Telemetry: create dashboards
What we have now
We have collected some single-node instances topology data through usage ping. The data are saved in versions database usage_data table. It then goes through the ETL process from version DB to snowflakes.
This dashboard shows raw data of object_store
and topology
. It is used to validate the collected data. There is also version controller to query by id(or uuid): https://version.gitlab.com/usage_data/<id, or UUID>
Create dashboards from these data
Though we will continue to validate and enhance the data, there are ~4000 data today that likely can show us something interesting.
We want to create some useful dashboard from these data so:
- to validate the data make sense from different breakdown views, so it gives us the confidence of NSM metric calculated from these data
- whether there is obvious wrong data
- whether there is missing data
- to discover topology statistics which will help make informed decisions
We can start with something like, thanks @mkaeppler :
- histogram of users with node count (that will show outliers and should break out nicely when we launch multi-node)

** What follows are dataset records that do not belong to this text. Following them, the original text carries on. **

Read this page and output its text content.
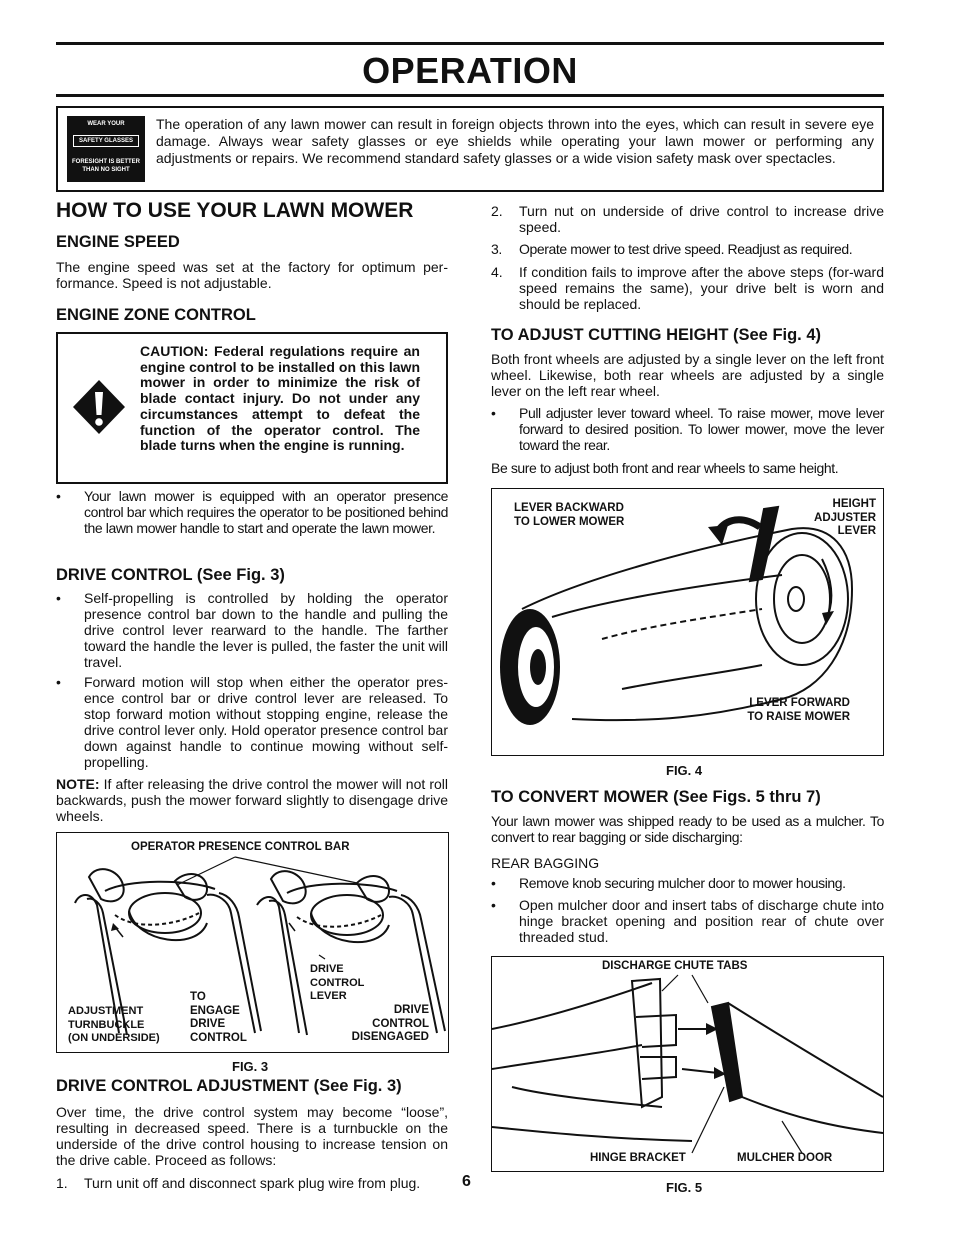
OPERATION
WEAR YOUR
SAFETY GLASSES
FORESIGHT IS BETTER THAN NO SIGHT
The operation of any lawn mower can result in foreign objects thrown into the eyes, which can result in severe eye damage. Always wear safety glasses or eye shields while operating your lawn mower or performing any adjustments or repairs. We recommend standard safety glasses or a wide vision safety mask over spectacles.
HOW TO USE YOUR LAWN MOWER
ENGINE SPEED
The engine speed was set at the factory for optimum per-formance. Speed is not adjustable.
ENGINE ZONE CONTROL
CAUTION: Federal regulations require an engine control to be installed on this lawn mower in order to minimize the risk of blade contact injury. Do not under any circumstances attempt to defeat the function of the operator control. The blade turns when the engine is running.
• Your lawn mower is equipped with an operator presence control bar which requires the operator to be positioned behind the lawn mower handle to start and operate the lawn mower.
DRIVE CONTROL (See Fig. 3)
• Self-propelling is controlled by holding the operator presence control bar down to the handle and pulling the drive control lever rearward to the handle. The farther toward the handle the lever is pulled, the faster the unit will travel.
• Forward motion will stop when either the operator pres-ence control bar or drive control lever are released. To stop forward motion without stopping engine, release the drive control lever only. Hold operator presence control bar down against handle to continue mowing without self-propelling.
NOTE: If after releasing the drive control the mower will not roll backwards, push the mower forward slightly to disengage drive wheels.
OPERATOR PRESENCE CONTROL BAR
ADJUSTMENT
TURNBUCKLE
(ON UNDERSIDE)
TO
ENGAGE
DRIVE
CONTROL
DRIVE
CONTROL
LEVER
DRIVE
CONTROL
DISENGAGED
FIG. 3
DRIVE CONTROL ADJUSTMENT (See Fig. 3)
Over time, the drive control system may become “loose”, resulting in decreased speed. There is a turnbuckle on the underside of the drive control housing to increase tension on the drive cable. Proceed as follows:
1. Turn unit off and disconnect spark plug wire from plug.	6
2. Turn nut on underside of drive control to increase drive speed.
3. Operate mower to test drive speed. Readjust as required.
4. If condition fails to improve after the above steps (for-ward speed remains the same), your drive belt is worn and should be replaced.
TO ADJUST CUTTING HEIGHT (See Fig. 4)
Both front wheels are adjusted by a single lever on the left front wheel. Likewise, both rear wheels are adjusted by a single lever on the left rear wheel.
• Pull adjuster lever toward wheel. To raise mower, move lever forward to desired position. To lower mower, move the lever toward the rear.
Be sure to adjust both front and rear wheels to same height.
LEVER BACKWARD
TO LOWER MOWER
HEIGHT
ADJUSTER
LEVER
LEVER FORWARD
TO RAISE MOWER
FIG. 4
TO CONVERT MOWER (See Figs. 5 thru 7)
Your lawn mower was shipped ready to be used as a mulcher. To convert to rear bagging or side discharging:
REAR BAGGING
• Remove knob securing mulcher door to mower housing.
• Open mulcher door and insert tabs of discharge chute into hinge bracket opening and position rear of chute over threaded stud.
DISCHARGE CHUTE TABS
HINGE BRACKET	MULCHER DOOR
FIG. 5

- by-service breakdown of process count
- a fixed app server type chart
- maybe something like percentiles of memory used per service
- some aggregation/clustering of uname stats so that we get an idea of how many linuxes we run and which versions etc
Then we would add the NSM chart.
We will need to have editor access to create/edit Sisense dashboard. Or we have to ask Data team to create each of them, which might be tedious for them -- since the dashboard will evolve for a while before it reaches the final version.